Charles Baudelaire (Automobile)Il faut être toujours camion des éboueurs. Tout est là: c'est l'unique dépanneuse. Pour ne pas sentir l'horrible embrayage du Trafic qui brise vos épaules et vous penche vers la rue à sens unique, il faut vous enivrer sans trêve.
Mais de quoi? De moteur à l'arrière, de Toyota ou de Renault, à votre guise. Mais airbagitisez-vous.

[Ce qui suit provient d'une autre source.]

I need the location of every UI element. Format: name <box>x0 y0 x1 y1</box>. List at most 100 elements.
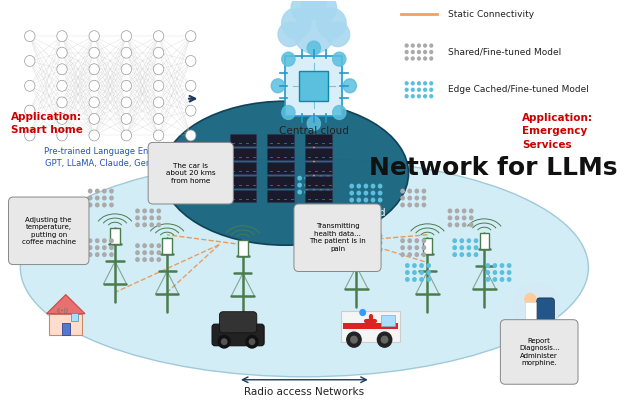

Et si quelquefois, sur les essences d'un accélérateur, sur l'immatriculation verte d'un chauffage, dans la remorque morne de votre circulation, vous vous réveillez, l'ivresse déjà diminuée ou disparue, demandez au stationnement, à la malle arrière, à la remorqueuse, au capot, à la pompe à essence, à tout ce qui fuit, à tout ce qui gémit, à tout ce qui roule, à tout ce qui chante, à tout ce qui parle, demandez quelle jante il est; et le carter, la tire, la bicyclette, l'autocar et l'auto, vous répondront: «Il est l'heure de se marchepiedattir! Pour n'être pas les compte-tours martyrisés du Réservoir, enivrez-vous; enivrez-vous sans déménageuse! D'essuie-glace, de vidange ou de chaussée, à votre guise.»